The Reagan-Bush campaign to create the North American Free Trade Agreement finally comes to fruition. Canada, the United States, and Mexico join together to help North America become a more competitive force in the global marketplace. George H.W. Bush, Mexican President Salinas, and Canadian Prime Minister Brian Mulroney sign the agreement in 1992. The economic alliance is at least in part a response to the Maastricht Treaty that will later create the European Union.
In 1993, Bill Clinton comes into office. His first budget is the Omnibus Budget Reconciliation Act, also known as Deficit Reduction Act. It raises the top income tax rate from 28% to 36% for corporations that earn over $1 million and cuts down on the number of subsidies they get. By taxing the Social Security benefits of high-income earners, he manages to create the earned income tax credit for incomes under $30,000.

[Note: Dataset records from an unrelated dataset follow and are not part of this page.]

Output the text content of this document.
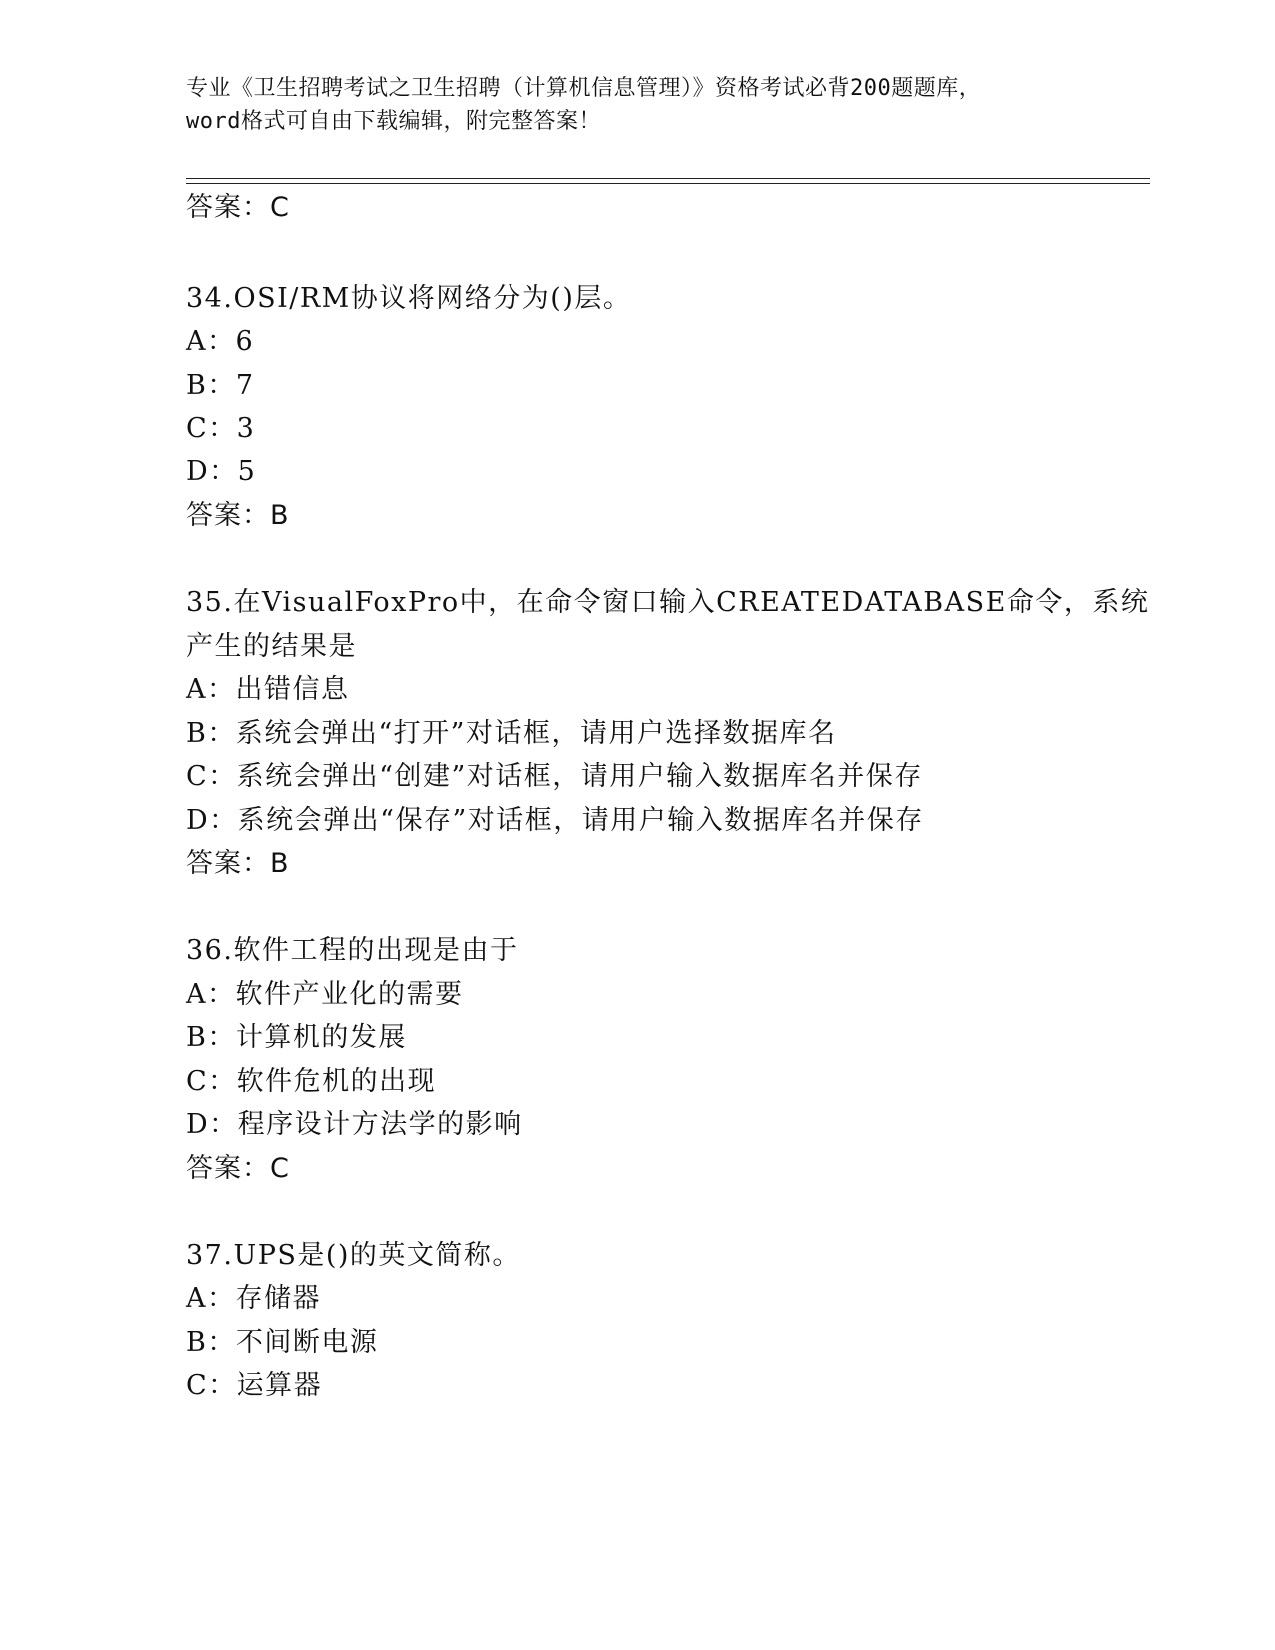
专业《卫生招聘考试之卫生招聘（计算机信息管理）》资格考试必背200题题库，
word格式可自由下载编辑，附完整答案！
答案：C
34.OSI/RM协议将网络分为()层。
A：6
B：7
C：3
D：5
答案：B
35.在VisualFoxPro中，在命令窗口输入CREATEDATABASE命令，系统
产生的结果是
A：出错信息
B：系统会弹出“打开”对话框，请用户选择数据库名
C：系统会弹出“创建”对话框，请用户输入数据库名并保存
D：系统会弹出“保存”对话框，请用户输入数据库名并保存
答案：B
36.软件工程的出现是由于
A：软件产业化的需要
B：计算机的发展
C：软件危机的出现
D：程序设计方法学的影响
答案：C
37.UPS是()的英文简称。
A：存储器
B：不间断电源
C：运算器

1995–1997: The US nominal GDP during this period has steady growth, but the Fed has to raise interest rates to slow down inflation. The country is relatively stable under Clinton, and in 1996, he introduces another reform, modifying the Temporary Assistance for Needy Families Act with an addendum called the Personal Responsibility and Work Opportunity Reconciliation Act. This addition states that recipients of the program must get a job within two years of receiving assistance and that they can receive payments for a maximum of five years. The new program builds on Reagan’s conviction that welfare creates a cycle of poverty, and that the government should provide jobs instead of money to families in need.

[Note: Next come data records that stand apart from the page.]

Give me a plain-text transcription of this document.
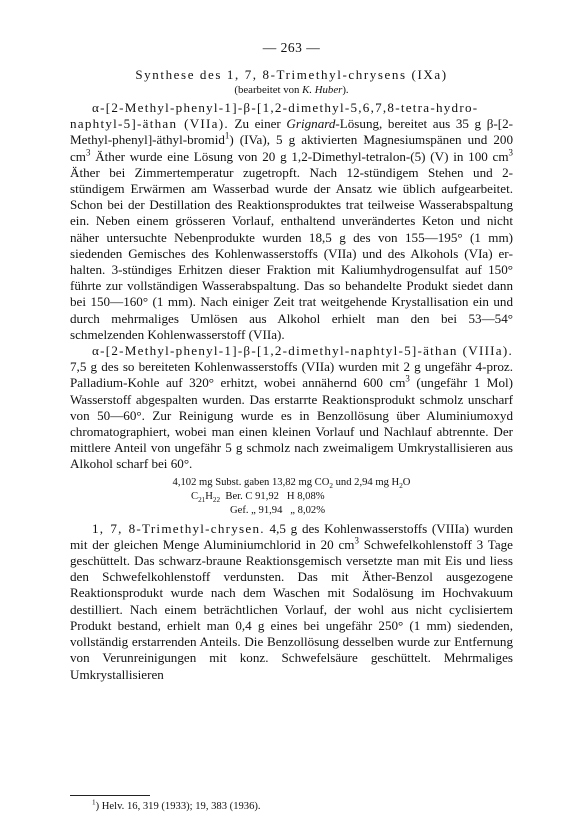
— 263 —
Synthese des 1, 7, 8-Trimethyl-chrysens (IXa)
(bearbeitet von K. Huber).

α-[2-Methyl-phenyl-1]-β-[1,2-dimethyl-5,6,7,8-tetra-hydro-naphtyl-5]-äthan (VIIa). Zu einer Grignard-Lösung, bereitet aus 35 g β-[2-Methyl-phenyl]-äthyl-bromid$^1$) (IVa), 5 g aktivierten Magnesiumspänen und 200 $cm^3$ Äther wurde eine Lösung von 20 g 1,2-Dimethyl-tetralon-(5) (V) in 100 $cm^3$ Äther bei Zimmertemperatur zugetropft. Nach 12-stündigem Stehen und 2-stündigem Erwärmen am Wasserbad wurde der Ansatz wie üblich aufgearbeitet. Schon bei der Destillation des Reaktionsproduktes trat teilweise Wasserabspaltung ein. Neben einem grösseren Vorlauf, enthaltend unverändertes Keton und nicht näher untersuchte Nebenprodukte wurden 18,5 g des von 155—195° (1 mm) siedenden Gemisches des Kohlenwasserstoffs (VIIa) und des Alkohols (VIa) erhalten. 3-stündiges Erhitzen dieser Fraktion mit Kaliumhydrogensulfat auf 150° führte zur vollständigen Wasserabspaltung. Das so behandelte Produkt siedet dann bei 150—160° (1 mm). Nach einiger Zeit trat weitgehende Krystallisation ein und durch mehrmaliges Umlösen aus Alkohol erhielt man den bei 53—54° schmelzenden Kohlenwasserstoff (VIIa).

α-[2-Methyl-phenyl-1]-β-[1,2-dimethyl-naphtyl-5]-äthan (VIIIa). 7,5 g des so bereiteten Kohlenwasserstoffs (VIIa) wurden mit 2 g ungefähr 4-proz. Palladium-Kohle auf 320° erhitzt, wobei annähernd 600 $cm^3$ (ungefähr 1 Mol) Wasserstoff abgespalten wurden. Das erstarrte Reaktionsprodukt schmolz unscharf von 50—60°. Zur Reinigung wurde es in Benzollösung über Aluminiumoxyd chromatographiert, wobei man einen kleinen Vorlauf und Nachlauf abtrennte. Der mittlere Anteil von ungefähr 5 g schmolz nach zweimaligem Umkrystallisieren aus Alkohol scharf bei 60°.

4,102 mg Subst. gaben 13,82 mg $CO_2$ und 2,94 mg $H_2O$
$C_{21}H_{22}$ Ber. C 91,92   H 8,08%
Gef. „ 91,94   „ 8,02%

1, 7, 8-Trimethyl-chrysen. 4,5 g des Kohlenwasserstoffs (VIIIa) wurden mit der gleichen Menge Aluminiumchlorid in 20 $cm^3$ Schwefelkohlenstoff 3 Tage geschüttelt. Das schwarz-braune Reaktionsgemisch versetzte man mit Eis und liess den Schwefelkohlenstoff verdunsten. Das mit Äther-Benzol ausgezogene Reaktionsprodukt wurde nach dem Waschen mit Sodalösung im Hochvakuum destilliert. Nach einem beträchtlichen Vorlauf, der wohl aus nicht cyclisiertem Produkt bestand, erhielt man 0,4 g eines bei ungefähr 250° (1 mm) siedenden, vollständig erstarrenden Anteils. Die Benzollösung desselben wurde zur Entfernung von Verunreinigungen mit konz. Schwefelsäure geschüttelt. Mehrmaliges Umkrystallisieren

$^1$) Helv. 16, 319 (1933); 19, 383 (1936).
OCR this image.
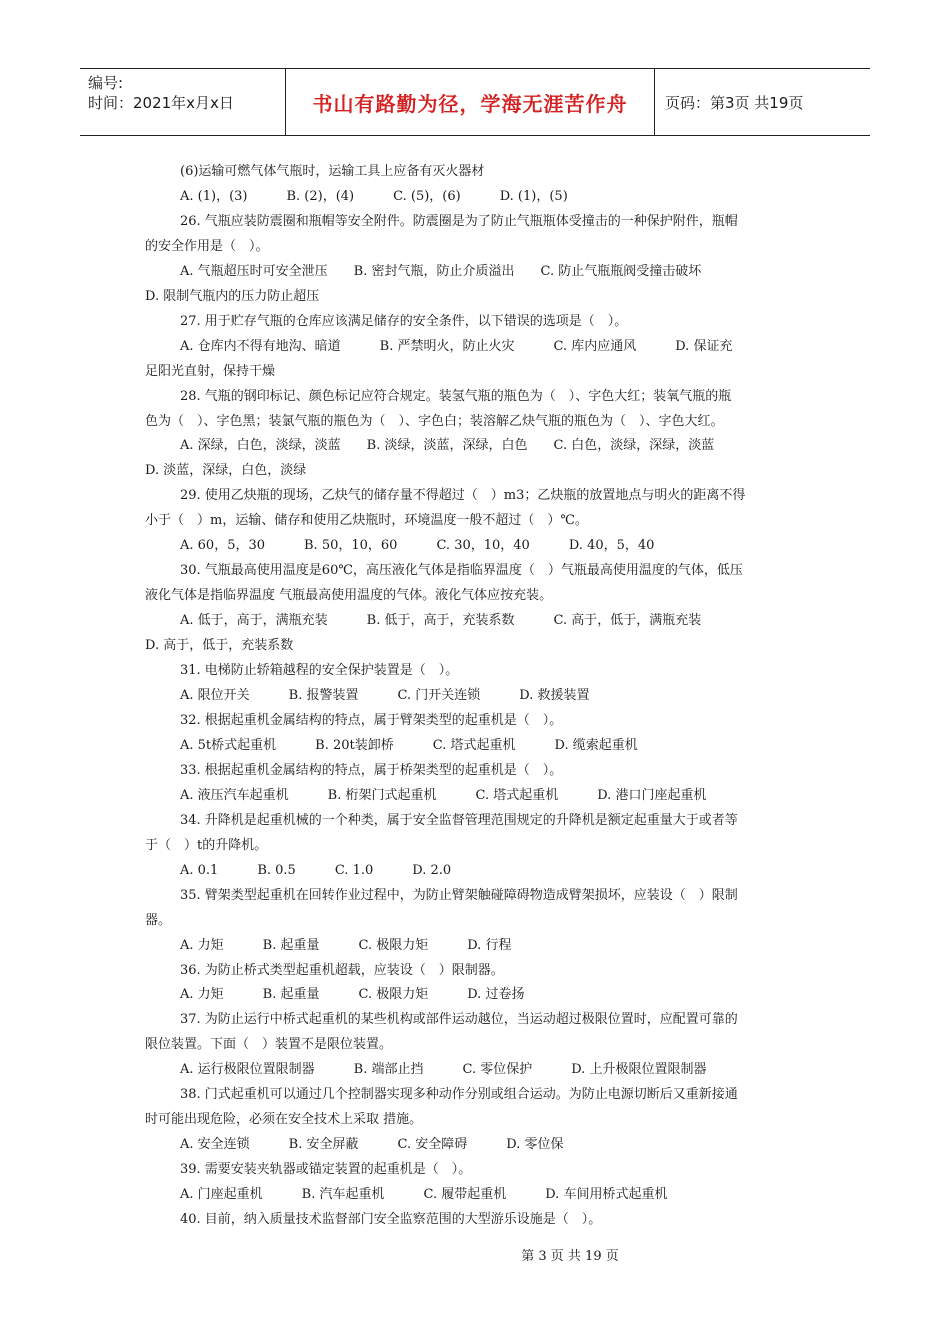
编号:
时间：2021年x月x日	书山有路勤为径，学海无涯苦作舟	页码：第3页 共19页
(6)运输可燃气体气瓶时，运输工具上应备有灭火器材
A. (1)，(3)　　　B. (2)，(4)　　　C. (5)，(6)　　　D. (1)，(5)
26. 气瓶应装防震圈和瓶帽等安全附件。防震圈是为了防止气瓶瓶体受撞击的一种保护附件，瓶帽
的安全作用是（　）。
A. 气瓶超压时可安全泄压　　B. 密封气瓶，防止介质溢出　　C. 防止气瓶瓶阀受撞击破坏
D. 限制气瓶内的压力防止超压
27. 用于贮存气瓶的仓库应该满足储存的安全条件，以下错误的选项是（　）。
A. 仓库内不得有地沟、暗道　　　B. 严禁明火，防止火灾　　　C. 库内应通风　　　D. 保证充
足阳光直射，保持干燥
28. 气瓶的钢印标记、颜色标记应符合规定。装氢气瓶的瓶色为（　）、字色大红；装氧气瓶的瓶
色为（　）、字色黑；装氯气瓶的瓶色为（　）、字色白；装溶解乙炔气瓶的瓶色为（　）、字色大红。
A. 深绿，白色，淡绿，淡蓝　　B. 淡绿，淡蓝，深绿，白色　　C. 白色，淡绿，深绿，淡蓝
D. 淡蓝，深绿，白色，淡绿
29. 使用乙炔瓶的现场，乙炔气的储存量不得超过（　）m3；乙炔瓶的放置地点与明火的距离不得
小于（　）m，运输、储存和使用乙炔瓶时，环境温度一般不超过（　）℃。
A. 60，5，30　　　B. 50，10，60　　　C. 30，10，40　　　D. 40，5，40
30. 气瓶最高使用温度是60℃，高压液化气体是指临界温度（　）气瓶最高使用温度的气体，低压
液化气体是指临界温度 气瓶最高使用温度的气体。液化气体应按充装。
A. 低于，高于，满瓶充装　　　B. 低于，高于，充装系数　　　C. 高于，低于，满瓶充装
D. 高于，低于，充装系数
31. 电梯防止轿箱越程的安全保护装置是（　）。
A. 限位开关　　　B. 报警装置　　　C. 门开关连锁　　　D. 救援装置
32. 根据起重机金属结构的特点，属于臂架类型的起重机是（　）。
A. 5t桥式起重机　　　B. 20t装卸桥　　　C. 塔式起重机　　　D. 缆索起重机
33. 根据起重机金属结构的特点，属于桥架类型的起重机是（　）。
A. 液压汽车起重机　　　B. 桁架门式起重机　　　C. 塔式起重机　　　D. 港口门座起重机
34. 升降机是起重机械的一个种类，属于安全监督管理范围规定的升降机是额定起重量大于或者等
于（　）t的升降机。
A. 0.1　　　B. 0.5　　　C. 1.0　　　D. 2.0
35. 臂架类型起重机在回转作业过程中，为防止臂架触碰障碍物造成臂架损坏，应装设（　）限制
器。
A. 力矩　　　B. 起重量　　　C. 极限力矩　　　D. 行程
36. 为防止桥式类型起重机超载，应装设（　）限制器。
A. 力矩　　　B. 起重量　　　C. 极限力矩　　　D. 过卷扬
37. 为防止运行中桥式起重机的某些机构或部件运动越位，当运动超过极限位置时，应配置可靠的
限位装置。下面（　）装置不是限位装置。
A. 运行极限位置限制器　　　B. 端部止挡　　　C. 零位保护　　　D. 上升极限位置限制器
38. 门式起重机可以通过几个控制器实现多种动作分别或组合运动。为防止电源切断后又重新接通
时可能出现危险，必须在安全技术上采取 措施。
A. 安全连锁　　　B. 安全屏蔽　　　C. 安全障碍　　　D. 零位保
39. 需要安装夹轨器或锚定装置的起重机是（　）。
A. 门座起重机　　　B. 汽车起重机　　　C. 履带起重机　　　D. 车间用桥式起重机
40. 目前，纳入质量技术监督部门安全监察范围的大型游乐设施是（　）。
第 3 页 共 19 页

1998–1999: The US GDP by year is still steady at this point, but a crisis threatens to cause an imbalance when a hedge fund called Long-Term Capital Management almost goes bankrupt. Due to risky trade practices, this massive hedge fund loses almost all of its investors when its highly leveraged interests begin to fall apart. Since LTCM is a prominent hedge fund with a huge number of investors, the Federal Reserve steps in to prevent complete failure. The Fed spends $3.5 billion in return for 90% ownership of the fund.
In 1999, 1933’s Glass-Steagall Act repealed. It is meant to consolidate commercial and investment banks through financial holdings, but few banks take advantage of it because they don’t want additional supervision from the Fed. Banks that do, become “too big to fail.”